My favorite aspect of my internship was being able to interact with the instruments during the weekly demonstration. A colleague and I would begin the tour of the collection with a background on who Murtogh Guinness was, and a basic overview of what mechanical musical instruments are. Then we would showcase three instruments from the gallery. My favorite instrument to showcase was the Limonaire Orchestrophone, created in 1914. Made to be played at carnivals and festivals, this instrument is extremely beautiful yet loud. The reaction I got from the audience was the best part—everyone would get up and dance along while the instrument played. All I had to do, thanks to the updated technological mechanics, was flick a switch and insert a cardboard punch card, which was the “score” for the Limonaire.

Limonaire Orchestrophone (1914). Photo courtesy of the Morris Museum.

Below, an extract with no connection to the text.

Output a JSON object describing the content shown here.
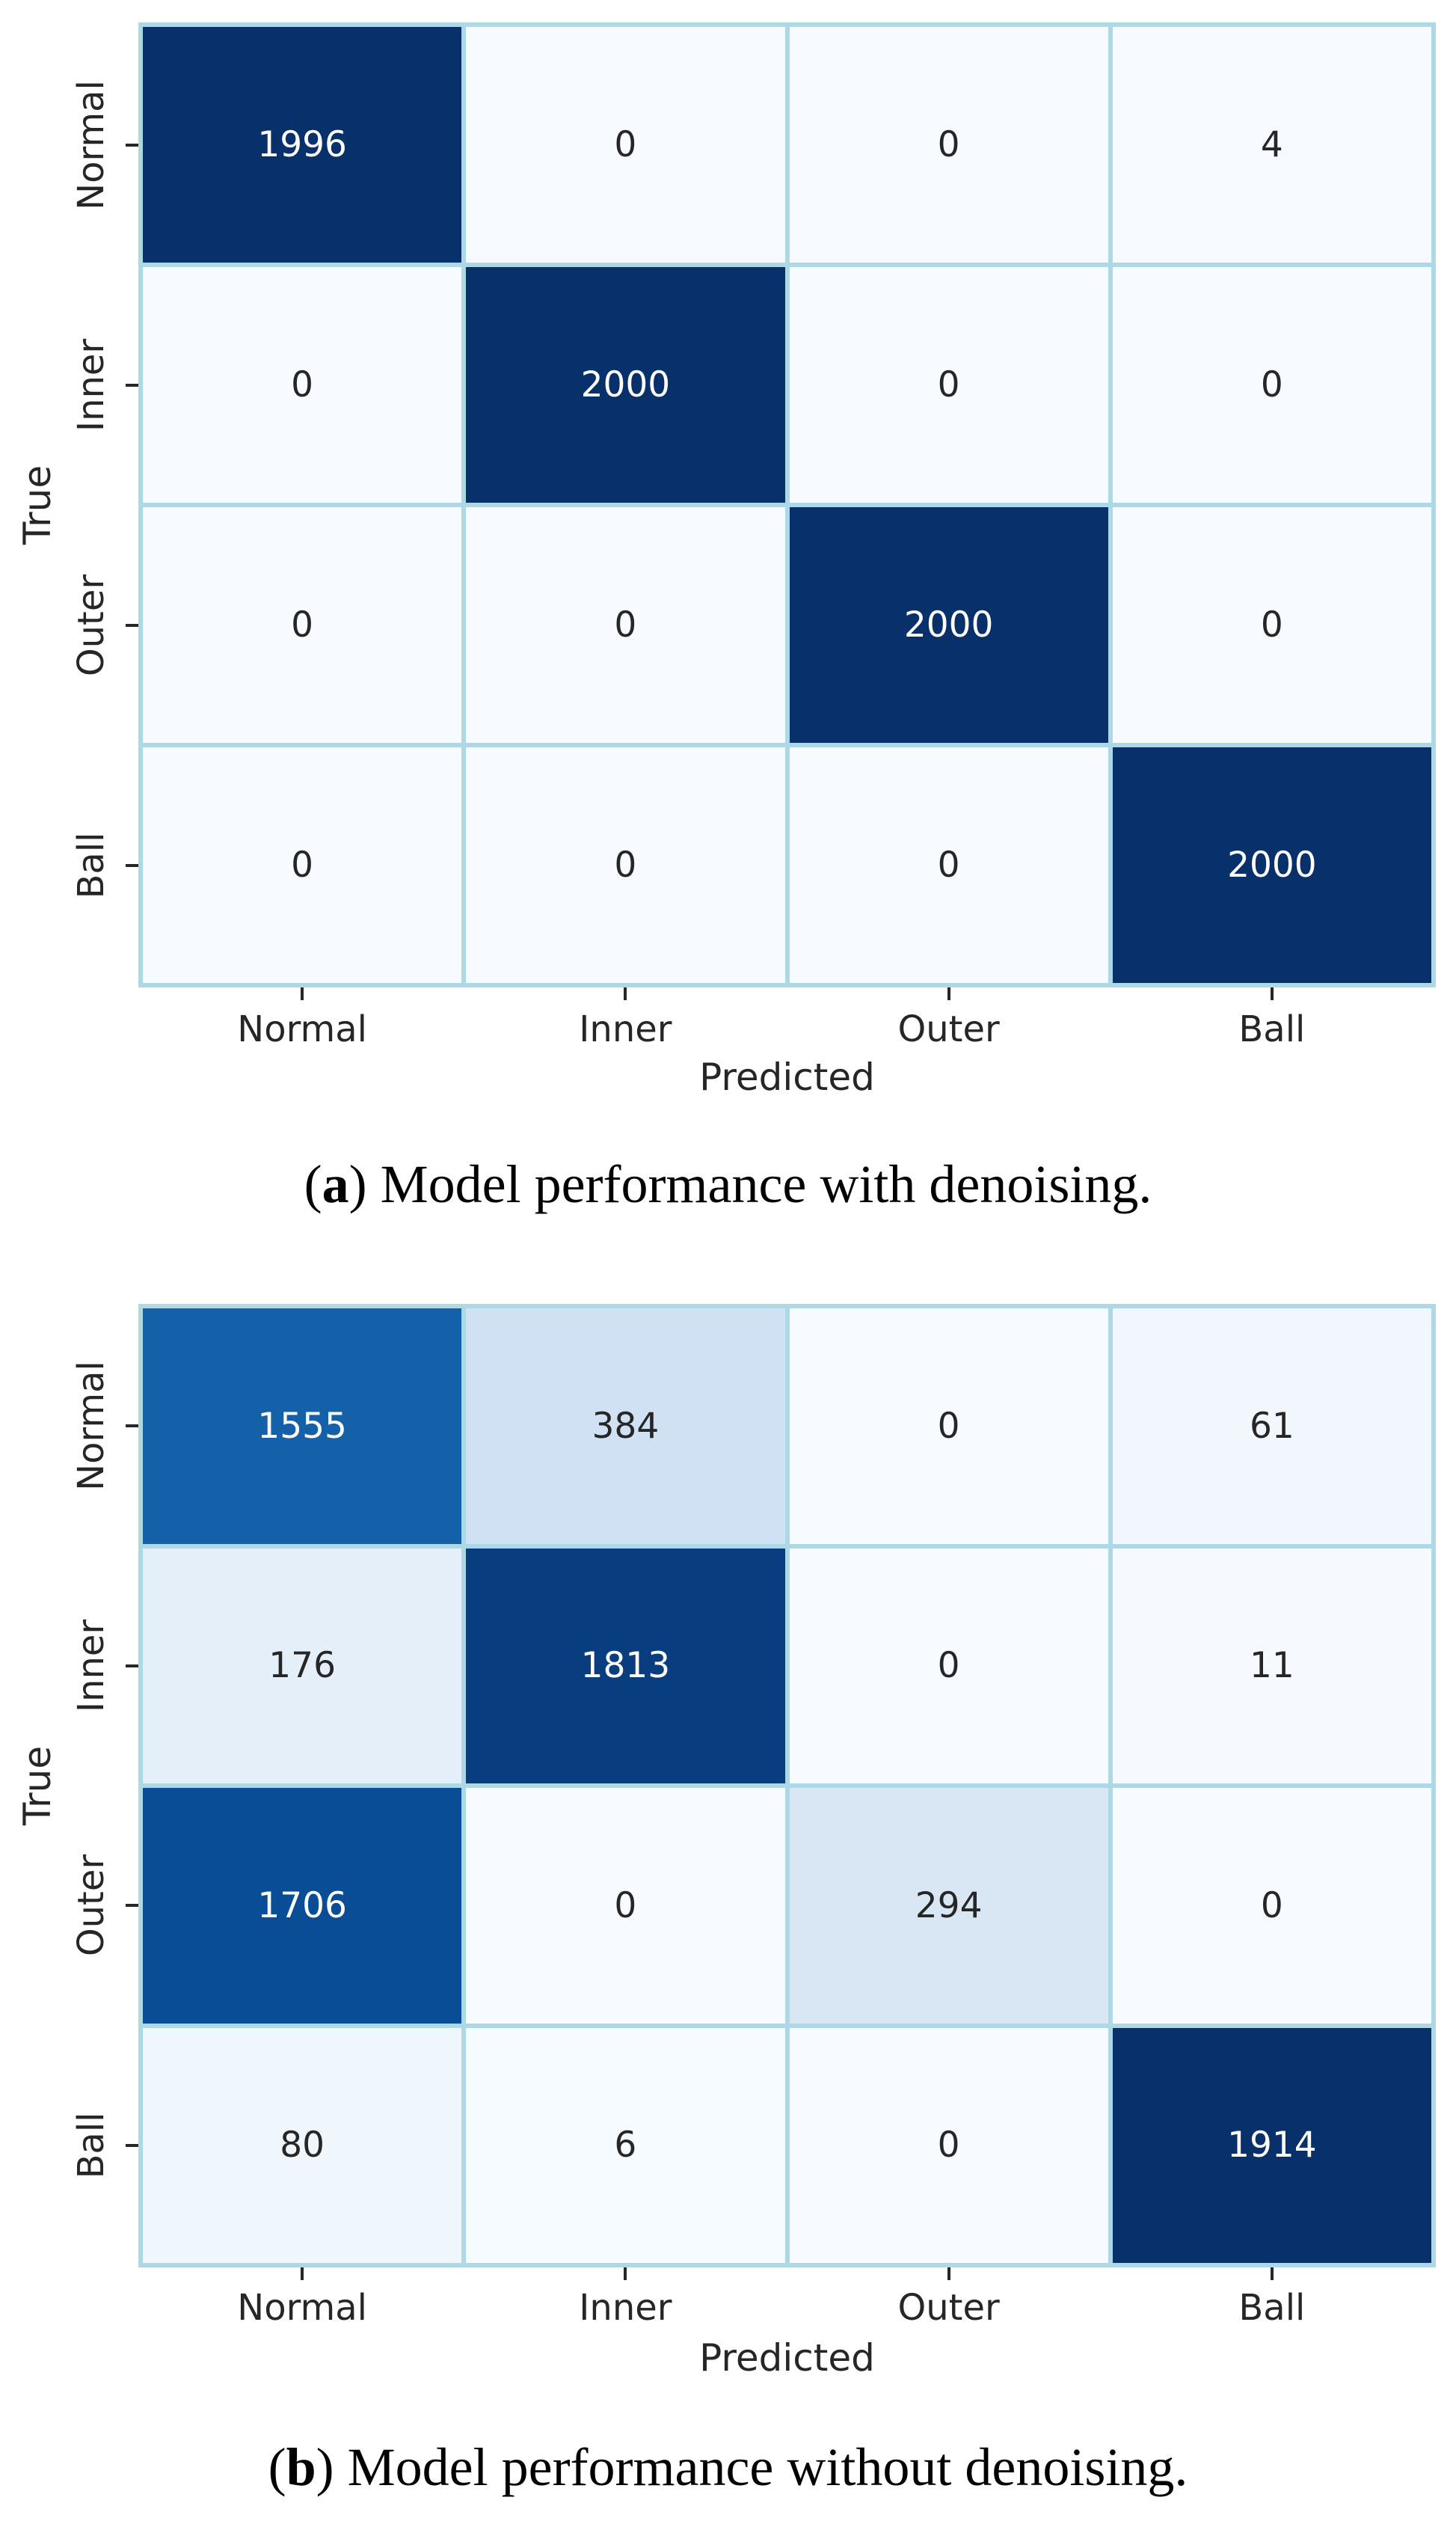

Professor Sperling studies “moving images” because they are often neglected by art historians but provide important links to the visual arts we see today. “I came to the topic of moving images in an unexpected way,” she told me when I asked her how she became interested in the topic. “I was taking a class in grad school about mass visual culture in the beginning of the nineteenth century. I came across this really interesting image of a fashion plate for an illustrated periodical from the 1840s with the head cut out so that you can see how the woman’s complexion looked with different colored dresses.” These objects were unique in that they were produced to be integral parts of everyday life, and therefore were not originally considered art. Rather, material culture and visual culture of the nineteenth century underpinned entertainment, education, and science in America.

Early moving images also help us study how Americans entertained themselves with interactive objects like mechanical dolls, self-playing instruments, and pop-up books. Professor Sperling told me about anatomy books, in which people used flaps on pages to explore images of the human anatomy. As part of her job, she mentioned that she would go into people’s attics to find these items. She has also visited the American Antiquarian Society, collectors, and other scholars.

By studying early moving images, art historians can get a sense of middle-class entertainment. This field also showcases the sophistication moving images have—the amount of mechanical engineering and science behind automata, mechanics, and moving images is astounding. Unlike the paintings in a museum, these works have tactile histories, and this element of physical interaction offers a completely different viewing experience today. Furthermore, we live in a culture in which moving images are all around us, and Professor Sperling’s research helps us understand their history and origins.

The automata and instruments at the Guinness Collection and the kinetic art that Professor Sperling studies, although not considered art when they were created, were more approachable and accessible than the “fine art” of the elite. Observing nineteenth-century moving art can actually tell us a lot about our own culture, and the development of contemporary art, such as performance art. “It shows how everyday things—objects from mass media, magazines, education, and science—really intersected with all of the sophisticated art worlds that we usually talk about in art history,” states Professor Sperling. “I think it gives us a chance to look at the stories that art history normally tells, but through different eyes.”